Дьюла достал из кармана записную книжку, карандаш, посмотрел на Киша.
— Чего хочет венгерская нация? Диктуй! Пункт первый.
— Зачем все это?
— Выпустишь листовку, распространишь по всему Будапешту, поднимешь молодежь и во главе ее бурных колонн освободишь меня из тюрьмы. — Дьюла сдобрил свои вполне серьезные слова веселым смехом. — Ну, Лаци, выдвигайся в герои.
— У Петефи был боевой штаб. А у нас?
— У нас есть рычаги, способные привести в действие миллионы людей.
— Рычаги? Какие? Интересно! Где они? Дай хоть посмотреть на них.
— Я с тобой серьезно, Лаци. Читал сегодняшнюю «Иродалми Уйшаг»? — Он взял с каминной доски газету, бросил ее на колени радиотехнику. — Вот они, рычаги!
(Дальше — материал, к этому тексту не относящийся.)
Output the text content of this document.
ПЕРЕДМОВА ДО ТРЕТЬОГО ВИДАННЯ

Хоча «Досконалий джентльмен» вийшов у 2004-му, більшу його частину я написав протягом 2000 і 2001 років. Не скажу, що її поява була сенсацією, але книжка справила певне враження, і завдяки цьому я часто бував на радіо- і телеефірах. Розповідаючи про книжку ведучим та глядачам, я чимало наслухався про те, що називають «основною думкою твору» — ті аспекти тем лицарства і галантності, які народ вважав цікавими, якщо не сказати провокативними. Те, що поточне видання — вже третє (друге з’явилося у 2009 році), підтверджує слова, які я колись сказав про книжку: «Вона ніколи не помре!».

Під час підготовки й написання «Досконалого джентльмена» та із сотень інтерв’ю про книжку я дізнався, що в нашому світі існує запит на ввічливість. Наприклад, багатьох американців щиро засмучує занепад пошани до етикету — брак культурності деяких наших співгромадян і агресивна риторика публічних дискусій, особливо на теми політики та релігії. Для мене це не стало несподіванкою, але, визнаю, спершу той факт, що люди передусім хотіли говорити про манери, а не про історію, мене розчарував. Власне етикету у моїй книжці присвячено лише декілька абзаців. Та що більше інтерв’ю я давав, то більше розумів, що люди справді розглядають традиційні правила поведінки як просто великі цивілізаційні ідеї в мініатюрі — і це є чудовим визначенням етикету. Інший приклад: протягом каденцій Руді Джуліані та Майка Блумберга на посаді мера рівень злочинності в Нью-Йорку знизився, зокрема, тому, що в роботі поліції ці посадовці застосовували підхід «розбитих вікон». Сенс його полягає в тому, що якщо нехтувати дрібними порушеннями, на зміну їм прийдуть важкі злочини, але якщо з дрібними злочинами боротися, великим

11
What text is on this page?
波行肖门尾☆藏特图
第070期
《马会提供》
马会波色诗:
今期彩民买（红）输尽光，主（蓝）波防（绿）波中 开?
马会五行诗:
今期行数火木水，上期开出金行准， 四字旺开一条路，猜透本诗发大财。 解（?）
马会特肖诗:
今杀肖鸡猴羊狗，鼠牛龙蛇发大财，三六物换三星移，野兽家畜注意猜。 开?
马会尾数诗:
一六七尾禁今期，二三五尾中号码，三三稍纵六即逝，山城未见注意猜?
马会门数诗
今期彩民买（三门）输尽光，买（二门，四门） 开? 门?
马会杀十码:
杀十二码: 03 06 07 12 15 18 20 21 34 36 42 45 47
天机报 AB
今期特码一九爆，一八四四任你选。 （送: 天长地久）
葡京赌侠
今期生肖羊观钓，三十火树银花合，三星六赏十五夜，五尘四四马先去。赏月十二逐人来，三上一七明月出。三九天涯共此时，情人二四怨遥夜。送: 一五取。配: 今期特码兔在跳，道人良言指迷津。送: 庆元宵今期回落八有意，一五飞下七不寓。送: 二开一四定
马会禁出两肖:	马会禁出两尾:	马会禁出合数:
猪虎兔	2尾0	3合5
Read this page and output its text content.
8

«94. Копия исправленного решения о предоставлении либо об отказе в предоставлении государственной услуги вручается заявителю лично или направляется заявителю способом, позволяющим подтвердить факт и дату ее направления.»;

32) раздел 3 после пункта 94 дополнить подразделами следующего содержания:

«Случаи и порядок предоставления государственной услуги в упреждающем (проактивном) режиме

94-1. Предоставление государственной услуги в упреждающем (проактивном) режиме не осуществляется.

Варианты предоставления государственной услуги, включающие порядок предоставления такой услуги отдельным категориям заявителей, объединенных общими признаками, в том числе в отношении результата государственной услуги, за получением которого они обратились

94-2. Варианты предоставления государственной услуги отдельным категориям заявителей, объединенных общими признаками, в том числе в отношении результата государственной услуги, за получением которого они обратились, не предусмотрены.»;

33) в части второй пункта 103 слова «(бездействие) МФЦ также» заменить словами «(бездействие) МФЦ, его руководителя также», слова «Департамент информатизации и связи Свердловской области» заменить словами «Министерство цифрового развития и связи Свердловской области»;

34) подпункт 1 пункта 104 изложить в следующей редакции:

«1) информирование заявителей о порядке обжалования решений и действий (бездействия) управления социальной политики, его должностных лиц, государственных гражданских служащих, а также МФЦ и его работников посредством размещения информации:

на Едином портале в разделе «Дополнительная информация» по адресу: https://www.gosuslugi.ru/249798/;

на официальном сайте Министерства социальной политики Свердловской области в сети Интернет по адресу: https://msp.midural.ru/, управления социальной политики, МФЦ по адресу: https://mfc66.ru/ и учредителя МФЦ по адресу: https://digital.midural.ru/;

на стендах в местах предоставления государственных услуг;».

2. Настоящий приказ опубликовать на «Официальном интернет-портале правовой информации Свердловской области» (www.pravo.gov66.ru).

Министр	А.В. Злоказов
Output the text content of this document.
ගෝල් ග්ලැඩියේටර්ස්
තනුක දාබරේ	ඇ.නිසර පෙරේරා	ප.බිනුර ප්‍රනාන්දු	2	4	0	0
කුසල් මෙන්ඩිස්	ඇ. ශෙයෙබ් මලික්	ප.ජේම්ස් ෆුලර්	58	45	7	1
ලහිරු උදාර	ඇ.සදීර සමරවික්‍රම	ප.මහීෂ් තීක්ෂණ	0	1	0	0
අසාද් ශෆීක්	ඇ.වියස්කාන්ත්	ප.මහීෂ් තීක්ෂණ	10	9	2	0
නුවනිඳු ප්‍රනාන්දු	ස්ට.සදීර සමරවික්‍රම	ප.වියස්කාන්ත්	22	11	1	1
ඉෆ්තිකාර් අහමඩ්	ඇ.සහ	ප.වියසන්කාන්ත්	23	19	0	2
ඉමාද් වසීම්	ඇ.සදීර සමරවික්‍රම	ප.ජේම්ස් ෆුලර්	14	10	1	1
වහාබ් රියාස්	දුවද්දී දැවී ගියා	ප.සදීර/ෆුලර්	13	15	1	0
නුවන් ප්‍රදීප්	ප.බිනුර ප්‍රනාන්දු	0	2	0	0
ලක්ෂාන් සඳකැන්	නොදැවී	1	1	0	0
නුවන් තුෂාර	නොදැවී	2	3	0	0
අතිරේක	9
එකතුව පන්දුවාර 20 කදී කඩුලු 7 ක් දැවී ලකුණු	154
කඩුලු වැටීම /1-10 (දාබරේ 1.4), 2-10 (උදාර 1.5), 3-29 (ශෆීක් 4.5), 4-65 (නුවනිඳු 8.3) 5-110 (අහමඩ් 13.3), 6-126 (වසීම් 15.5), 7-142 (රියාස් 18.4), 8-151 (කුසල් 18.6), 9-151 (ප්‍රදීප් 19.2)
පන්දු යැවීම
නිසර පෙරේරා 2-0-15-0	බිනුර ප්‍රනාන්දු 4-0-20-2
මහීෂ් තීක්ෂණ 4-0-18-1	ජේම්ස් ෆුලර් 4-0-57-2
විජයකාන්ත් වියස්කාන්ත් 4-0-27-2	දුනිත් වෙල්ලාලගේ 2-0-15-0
— Дьюла Хорват. Стихи. «Расцвети из нашей крови, расцвети наконец, революция!» Хорошо! — Киш свернул газету, положил ее в карман. — Надеюсь, не возражаешь? Храню все, достойное внимания ее величества истории. Когда-нибудь напишу воспоминания. Процитирую твои гневные строки. Кстати, в моем архиве есть один любопытный документ — двухподвальная статья, напечатанная однажды в «Сабад неп». Знаменитая показуха, как говорят русские. Вся Венгрия о ней трубила и, к сожалению, смеялась. Напомню ее содержание. Из большой поездки по СССР вернулась в Венгрию делегация крестьян-единоличников. Самое бойкое перо «Сабад неп» настрочило от имени делегатов отчет. Рядом с верными данными была «красивая святая ложь», так любимая Ракоши. Вот только один ее сорт. Наших крестьян принимали колхозники Воронежской области. Показывали свое хозяйство, а потом угощали завтраком. Корреспондент, ревностный служитель культа личности, на все лады расписал, что было подано гостям: «Черная и красная икра. Колбасы, домашние и магазинные. Водка и коньяк. Вино и пиво. Браги и боржом. Шампанское и молоко. Квас шипучий и газированная вода. Гуси, утки, куры на любителя: вареные, жареные, запеченные в тесте и томленные на вертеле. Грибы. Баранина и индейка. Малосольная теша и свежая паровая осетрина». В общем, не стол колхозника, а расчудесная скатерть-самобранка. Но и этого корреспонденту показалось мало. Он свидетельствует, ссылаясь на безыменных делегатов, что для колхозников СССР подобный чудо-стол обыкновенное явление. Они каждый день так обильно завтракают… Бедные колхозники, как они спасаются от заворота кишок?.. Мы не только смеялись, читая статью «Сабад неп». К чему приводил такой «святой» обман? Тысячи венгров, приезжая в СССР и сталкиваясь с действительной жизнью советских колхозников, начинали понимать, что аппарат Ракоши занимался бесстыдным очковтирательством, и переставали верить и этому аппарату и самому Ракоши.